Shareholder Activism: Kevin is a member of the firm’s Shareholder Activism Group and has assisted clients with issues related to shareholder rights plans, contested director elections, classified boards, advance notice bylaws, Rule 14a-8 shareholder proposals, ISS and other proxy advisory firm-related matters, and Section 13 of the Securities Exchange Act and standstill agreements. Kevin has also authored various articles on shareholder activism-related topics as noted below.

Mergers and Acquisitions: Kevin has represented public and private company clients on a wide variety of mergers and acquisitions, including the representative matters listed below.

Corporate Finance: Kevin has assisted clients in connection with public offerings, Rule 144A offerings, private placements and venture capital investments.

Securities Laws Compliance/Corporate Governance: Kevin regularly advises public company clients in connection with their preparation of Form 10-Ks, 10-Q, 8-Ks, proxy statements and earnings releases.

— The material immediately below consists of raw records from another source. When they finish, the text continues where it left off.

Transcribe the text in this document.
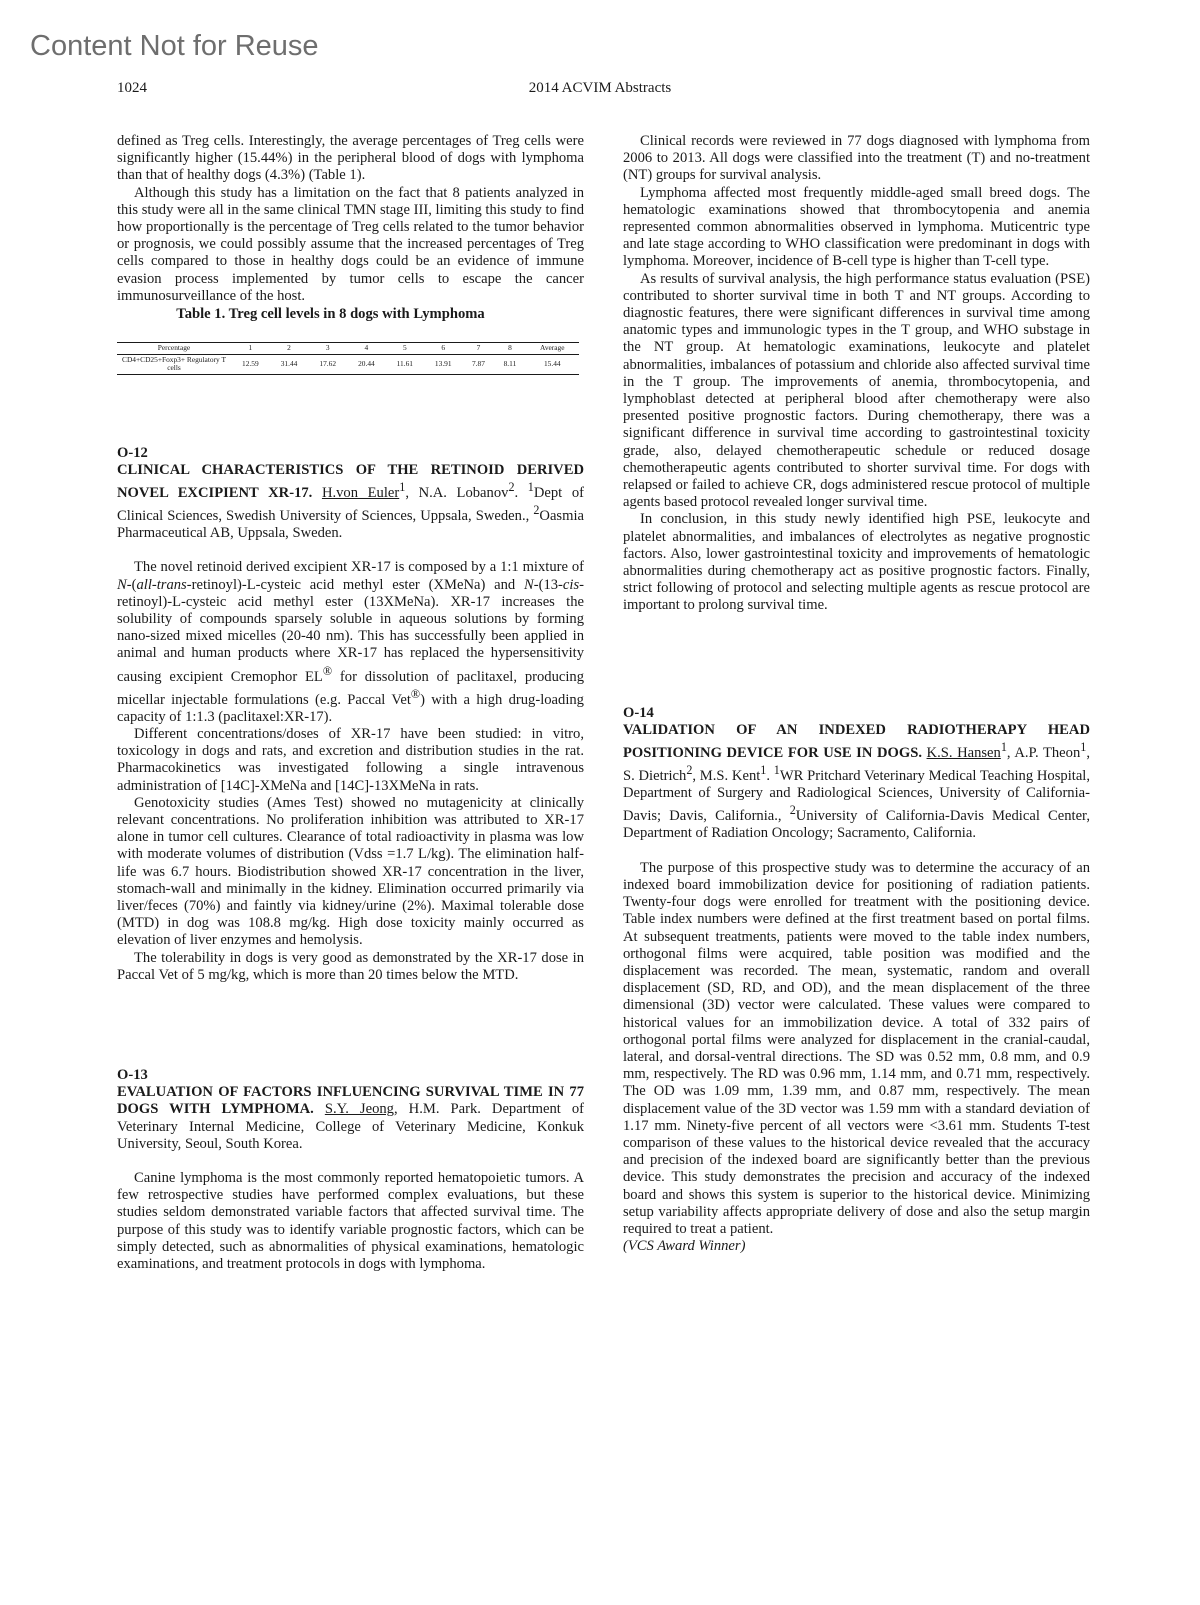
Content Not for Reuse
1024	2014 ACVIM Abstracts

defined as Treg cells. Interestingly, the average percentages of Treg cells were significantly higher (15.44%) in the peripheral blood of dogs with lymphoma than that of healthy dogs (4.3%) (Table 1).

Although this study has a limitation on the fact that 8 patients analyzed in this study were all in the same clinical TMN stage III, limiting this study to find how proportionally is the percentage of Treg cells related to the tumor behavior or prognosis, we could possibly assume that the increased percentages of Treg cells compared to those in healthy dogs could be an evidence of immune evasion process implemented by tumor cells to escape the cancer immunosurveillance of the host.

Table 1. Treg cell levels in 8 dogs with Lymphoma

Percentage	1	2	3	4	5	6	7	8	Average
CD4+CD25+Foxp3+ Regulatory T cells	12.59	31.44	17.62	20.44	11.61	13.91	7.87	8.11	15.44

O-12

CLINICAL CHARACTERISTICS OF THE RETINOID DERIVED NOVEL EXCIPIENT XR-17. H.von Euler$^1$, N.A. Lobanov$^2$. $^1$Dept of Clinical Sciences, Swedish University of Sciences, Uppsala, Sweden., $^2$Oasmia Pharmaceutical AB, Uppsala, Sweden.

The novel retinoid derived excipient XR-17 is composed by a 1:1 mixture of N-(all-trans-retinoyl)-L-cysteic acid methyl ester (XMeNa) and N-(13-cis-retinoyl)-L-cysteic acid methyl ester (13XMeNa). XR-17 increases the solubility of compounds sparsely soluble in aqueous solutions by forming nano-sized mixed micelles (20-40 nm). This has successfully been applied in animal and human products where XR-17 has replaced the hypersensitivity causing excipient Cremophor EL® for dissolution of paclitaxel, producing micellar injectable formulations (e.g. Paccal Vet®) with a high drug-loading capacity of 1:1.3 (paclitaxel:XR-17).

Different concentrations/doses of XR-17 have been studied: in vitro, toxicology in dogs and rats, and excretion and distribution studies in the rat. Pharmacokinetics was investigated following a single intravenous administration of [14C]-XMeNa and [14C]-13XMeNa in rats.

Genotoxicity studies (Ames Test) showed no mutagenicity at clinically relevant concentrations. No proliferation inhibition was attributed to XR-17 alone in tumor cell cultures. Clearance of total radioactivity in plasma was low with moderate volumes of distribution (Vdss =1.7 L/kg). The elimination half-life was 6.7 hours. Biodistribution showed XR-17 concentration in the liver, stomach-wall and minimally in the kidney. Elimination occurred primarily via liver/feces (70%) and faintly via kidney/urine (2%). Maximal tolerable dose (MTD) in dog was 108.8 mg/kg. High dose toxicity mainly occurred as elevation of liver enzymes and hemolysis.

The tolerability in dogs is very good as demonstrated by the XR-17 dose in Paccal Vet of 5 mg/kg, which is more than 20 times below the MTD.

O-13

EVALUATION OF FACTORS INFLUENCING SURVIVAL TIME IN 77 DOGS WITH LYMPHOMA. S.Y. Jeong, H.M. Park. Department of Veterinary Internal Medicine, College of Veterinary Medicine, Konkuk University, Seoul, South Korea.

Canine lymphoma is the most commonly reported hematopoietic tumors. A few retrospective studies have performed complex evaluations, but these studies seldom demonstrated variable factors that affected survival time. The purpose of this study was to identify variable prognostic factors, which can be simply detected, such as abnormalities of physical examinations, hematologic examinations, and treatment protocols in dogs with lymphoma.

Clinical records were reviewed in 77 dogs diagnosed with lymphoma from 2006 to 2013. All dogs were classified into the treatment (T) and no-treatment (NT) groups for survival analysis.

Lymphoma affected most frequently middle-aged small breed dogs. The hematologic examinations showed that thrombocytopenia and anemia represented common abnormalities observed in lymphoma. Muticentric type and late stage according to WHO classification were predominant in dogs with lymphoma. Moreover, incidence of B-cell type is higher than T-cell type.

As results of survival analysis, the high performance status evaluation (PSE) contributed to shorter survival time in both T and NT groups. According to diagnostic features, there were significant differences in survival time among anatomic types and immunologic types in the T group, and WHO substage in the NT group. At hematologic examinations, leukocyte and platelet abnormalities, imbalances of potassium and chloride also affected survival time in the T group. The improvements of anemia, thrombocytopenia, and lymphoblast detected at peripheral blood after chemotherapy were also presented positive prognostic factors. During chemotherapy, there was a significant difference in survival time according to gastrointestinal toxicity grade, also, delayed chemotherapeutic schedule or reduced dosage chemotherapeutic agents contributed to shorter survival time. For dogs with relapsed or failed to achieve CR, dogs administered rescue protocol of multiple agents based protocol revealed longer survival time.

In conclusion, in this study newly identified high PSE, leukocyte and platelet abnormalities, and imbalances of electrolytes as negative prognostic factors. Also, lower gastrointestinal toxicity and improvements of hematologic abnormalities during chemotherapy act as positive prognostic factors. Finally, strict following of protocol and selecting multiple agents as rescue protocol are important to prolong survival time.

O-14

VALIDATION OF AN INDEXED RADIOTHERAPY HEAD POSITIONING DEVICE FOR USE IN DOGS. K.S. Hansen$^1$, A.P. Theon$^1$, S. Dietrich$^2$, M.S. Kent$^1$. $^1$WR Pritchard Veterinary Medical Teaching Hospital, Department of Surgery and Radiological Sciences, University of California-Davis; Davis, California., $^2$University of California-Davis Medical Center, Department of Radiation Oncology; Sacramento, California.

The purpose of this prospective study was to determine the accuracy of an indexed board immobilization device for positioning of radiation patients. Twenty-four dogs were enrolled for treatment with the positioning device. Table index numbers were defined at the first treatment based on portal films. At subsequent treatments, patients were moved to the table index numbers, orthogonal films were acquired, table position was modified and the displacement was recorded. The mean, systematic, random and overall displacement (SD, RD, and OD), and the mean displacement of the three dimensional (3D) vector were calculated. These values were compared to historical values for an immobilization device. A total of 332 pairs of orthogonal portal films were analyzed for displacement in the cranial-caudal, lateral, and dorsal-ventral directions. The SD was 0.52 mm, 0.8 mm, and 0.9 mm, respectively. The RD was 0.96 mm, 1.14 mm, and 0.71 mm, respectively. The OD was 1.09 mm, 1.39 mm, and 0.87 mm, respectively. The mean displacement value of the 3D vector was 1.59 mm with a standard deviation of 1.17 mm. Ninety-five percent of all vectors were <3.61 mm. Students T-test comparison of these values to the historical device revealed that the accuracy and precision of the indexed board are significantly better than the previous device. This study demonstrates the precision and accuracy of the indexed board and shows this system is superior to the historical device. Minimizing setup variability affects appropriate delivery of dose and also the setup margin required to treat a patient.

(VCS Award Winner)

Kevin has also advised public company clients on a variety of corporate governance related matters, including compliance with the Sarbanes-Oxley Act of 2002 and other federal securities laws requirements, compliance with stock exchange corporate governance listing standards, committee charters and corporate governance guidelines, board and committee composition issues, internal control and disclosure control matters, Regulation FD, insider trading policies and 10b5-1 trading plans.

Representative Experience:
  • Providing SEC disclosure counsel advice to the audit committee of a Fortune 100 company;
  • Representing an NYSE-listed company in its $260 million acquisition of a government program eligibility and enrollment services company;
  • Representing an NYSE-listed company in its approximately $160 million acquisition of a privately-held manufacturer of filtration products;
  • Representing an NYSE-listed company in its approximately $145 million disposition of its vacation rental businesses;
  • Representing a NASDAQ-listed issuer in its initial public offering of common stock;
  • Representing an NYSE-listed company in connection with its issuance of $360 million of convertible notes and $125 million of common stock;
  • Representing an NYSE-listed company in connection with its acquisition of a provider of electronic pharmacy healthcare solutions for $75 million in cash and additional equity consideration; and
  • Representing public companies in connection with their consideration of shareholder rights plans and their review of other defensive measures.

Kevin has assisted in drafting certain provisions of the model public company agreement and plan for merger currently being prepared by the American Bar Association’s Committee on Negotiated Acquisitions.

Prior to joining the firm, Kevin practiced at Sherrard & Roe, PLC in Nashville and at Latham & Watkins in Washington, D.C.

Kevin is a native of Louisville, Kentucky, and enjoys history, reading, college football, softball, exercising and running.